It’s just over a month until Election Day. That means several things: 1) TV watching in a battleground state like Virginia will become unbearable because of all the political ads; 2) emails requesting campaign contributions will only become more incessant; and 3) my endorsements ex cathedra from the City Church pulpit are coming soon. Okay, so the last of those items isn’t true. Nonetheless, the impending election has me thinking about our political moment. Specifically, it has me thinking about a hopeful, public faith conducted with civility at the local level.
I’ve never been a political junkie. I am bored by talking heads debating policy. As a pastor I’ve intentionally avoided taking partisan stands on candidates. I believe in a church united under the blood and by the Spirit of Christ, not through political affiliation. But I was helpfully challenged a few weeks ago by a blog post from Skye Jethani, who differentiates between being political and being partisan. He claims that pastors should be political, specifically in showing how the Bible guides the people of God to act in their common life together. He issues a call pastors “to engage the communal and social implications of the gospel rather than retreat into a hyper-individualized faith with no vision for the common good or application in the public square.”
Relatedly, a group of Christians have launched a movement called Public Faith aimed at catalyzing civic participation that moves beyond the moribund culture wars to foster engagement for the common good. They state: “We do not presume that there is one Christian way to vote, but we believe strongly that Christians should not leave their faith outside of the voting booth.” I agree. Our churches and our country need public faith. Faith that goes to the voting booth with deeply held belief. Our political arena need not be (in Father Neuhaus’ famous phrase) a naked public sphere, shed of all belief. It should be a public space where various perspectives are welcomed to robustly compete for the hearts and minds of other people.
Conducted with Civility
Public faith also requires civility. The degeneration of political conversation concerns me. Most contemporary political rhetoric is uncharitable, biting, and rude. Civility requires us to acknowledge that good, well-meaning people of faith can disagree on issues and candidates. There is no single way for people of faith to vote. I’m weary of statements like “A vote for X is really a vote for Y” which are logically untrue and seek to impugn the consciences of others.

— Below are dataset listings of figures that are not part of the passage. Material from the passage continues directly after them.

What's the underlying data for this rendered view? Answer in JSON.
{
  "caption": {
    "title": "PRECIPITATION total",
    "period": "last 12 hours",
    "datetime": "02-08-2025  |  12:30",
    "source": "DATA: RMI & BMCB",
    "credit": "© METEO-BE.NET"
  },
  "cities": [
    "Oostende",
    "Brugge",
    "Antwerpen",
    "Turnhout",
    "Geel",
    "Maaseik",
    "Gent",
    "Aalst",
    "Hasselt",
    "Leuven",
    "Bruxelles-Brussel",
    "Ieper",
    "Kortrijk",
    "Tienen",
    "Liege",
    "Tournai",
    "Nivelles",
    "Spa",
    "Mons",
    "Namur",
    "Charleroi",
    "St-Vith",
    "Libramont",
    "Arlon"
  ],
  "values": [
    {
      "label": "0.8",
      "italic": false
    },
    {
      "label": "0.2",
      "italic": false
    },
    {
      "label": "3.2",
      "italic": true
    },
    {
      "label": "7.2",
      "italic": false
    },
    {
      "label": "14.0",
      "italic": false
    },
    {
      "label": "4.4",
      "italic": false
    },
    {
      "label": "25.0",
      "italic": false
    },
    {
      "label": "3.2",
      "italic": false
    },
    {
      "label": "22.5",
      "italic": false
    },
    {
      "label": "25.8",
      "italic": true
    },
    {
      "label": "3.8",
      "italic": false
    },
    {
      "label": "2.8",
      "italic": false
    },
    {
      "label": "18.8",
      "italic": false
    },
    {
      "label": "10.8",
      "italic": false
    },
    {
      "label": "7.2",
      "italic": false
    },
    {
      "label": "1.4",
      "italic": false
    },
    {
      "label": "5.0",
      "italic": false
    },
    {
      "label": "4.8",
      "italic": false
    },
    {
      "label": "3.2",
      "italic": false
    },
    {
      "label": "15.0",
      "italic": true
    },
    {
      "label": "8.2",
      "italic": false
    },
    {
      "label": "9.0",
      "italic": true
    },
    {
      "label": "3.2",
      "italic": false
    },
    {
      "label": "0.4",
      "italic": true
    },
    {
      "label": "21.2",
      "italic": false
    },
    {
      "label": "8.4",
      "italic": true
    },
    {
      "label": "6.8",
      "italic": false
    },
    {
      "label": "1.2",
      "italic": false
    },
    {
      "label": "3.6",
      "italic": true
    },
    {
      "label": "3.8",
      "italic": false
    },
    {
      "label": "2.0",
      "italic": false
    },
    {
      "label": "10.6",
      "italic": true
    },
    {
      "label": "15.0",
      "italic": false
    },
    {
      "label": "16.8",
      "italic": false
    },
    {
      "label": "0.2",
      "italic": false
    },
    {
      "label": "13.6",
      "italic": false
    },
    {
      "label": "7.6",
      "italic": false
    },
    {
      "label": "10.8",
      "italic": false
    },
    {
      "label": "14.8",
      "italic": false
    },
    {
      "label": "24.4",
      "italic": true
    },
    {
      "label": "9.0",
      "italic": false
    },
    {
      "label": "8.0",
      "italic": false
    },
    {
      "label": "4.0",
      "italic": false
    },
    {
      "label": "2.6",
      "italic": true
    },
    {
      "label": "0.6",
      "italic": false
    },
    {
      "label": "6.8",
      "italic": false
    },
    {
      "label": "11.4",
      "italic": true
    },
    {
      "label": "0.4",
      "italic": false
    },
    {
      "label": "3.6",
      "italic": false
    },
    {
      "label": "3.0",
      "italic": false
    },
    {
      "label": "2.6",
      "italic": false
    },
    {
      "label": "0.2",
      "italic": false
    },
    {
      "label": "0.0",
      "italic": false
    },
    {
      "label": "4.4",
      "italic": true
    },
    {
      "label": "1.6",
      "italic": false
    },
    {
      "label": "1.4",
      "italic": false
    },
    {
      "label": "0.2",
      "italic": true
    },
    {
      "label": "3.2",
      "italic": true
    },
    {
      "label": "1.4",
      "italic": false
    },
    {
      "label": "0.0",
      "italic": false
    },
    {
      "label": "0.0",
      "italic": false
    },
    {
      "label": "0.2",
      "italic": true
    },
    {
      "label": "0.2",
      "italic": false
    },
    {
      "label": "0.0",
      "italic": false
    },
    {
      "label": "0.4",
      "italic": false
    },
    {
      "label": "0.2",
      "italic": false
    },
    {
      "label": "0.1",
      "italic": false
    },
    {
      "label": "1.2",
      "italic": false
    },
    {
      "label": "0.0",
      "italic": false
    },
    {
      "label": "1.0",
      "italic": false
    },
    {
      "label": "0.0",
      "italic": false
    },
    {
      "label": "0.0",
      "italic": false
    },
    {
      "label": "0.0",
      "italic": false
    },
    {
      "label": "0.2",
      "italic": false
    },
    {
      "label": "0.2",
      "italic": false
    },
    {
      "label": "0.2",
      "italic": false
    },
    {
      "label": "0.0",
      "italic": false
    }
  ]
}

I’m concerned that we have forgotten how to talk with people with whom we disagree–and that we simply don’t want to. We’ve come to love our polarized echo chambers of bias and spin. Meanwhile many of our political leaders are poor examples of the civil discourse that might lead to substantive solutions. They’re too busy trying to deliver soundbite-cum-burns. Following their lead, instantly we are ready with outrage and scorn. Our cynicism—eagerly fed by the sarcastic chum of "The Daily Show" or "Last Week Tonight with John Oliver"—renders dialogue all but impossible.
At the Local Level
Another important dimension to public faith in our political moment is involvement at the local level. As Massachusetts Congressman Tip O’Neil famously said, “All politics is local.” This is always true, but even more relevant during a year when many voters are dis-spirited about the options for President. Rather than throwing our hands up at the whole situation, we must see the critical importance of the down ticket races—Mayor, City Council, School Board. Particularly this year in Richmond—one of the few municipalities with an election as salacious as the national one—local races matter.
I’m encouraged by the apparent interest in local politics evidenced by participation at events like last week’s Mayorathon which drew crowds necessitating overflow rooms. I’m likewise encouraged by movements to catalyze civic involvement at School Board meetings, City Council meetings, and public transit meetings. I’m optimistic this is not simply quadrennial political enthusiasm but true momentum towards ongoing political participation at city, district, and neighborhood levels.
Hope Beyond This Polis
Even though it’s the first word in my thesis sentence above, I saved hope for last. It’s the most important. Politics is concerned with life in this polis (the Greek word for city). But the Christian hope is always aimed beyond this present city. As my friend and fellow Richmond pastor, Corey Widmer, wrote recently in a reflection on a similar topic, “Our hope for our world is no man, no ideology, no policy, but in the Lord Jesus Christ.”
Indeed, the Christian hope is in the God-man. The Christian hope is in a new heavens and a new earth. The Christian hope is in the polis of God. As the apostle Paul writes in Philippians to Christians like us struggling to live faithfully in the face of an often hostile empire: “Our citizenship is in heaven, and from it we await a Savior…” And: “Therefore live as citizens worthy of the gospel of Christ.”
Only the Christian hope—a hope beyond this polis—steadies us and guides us to the great and everlasting city of God.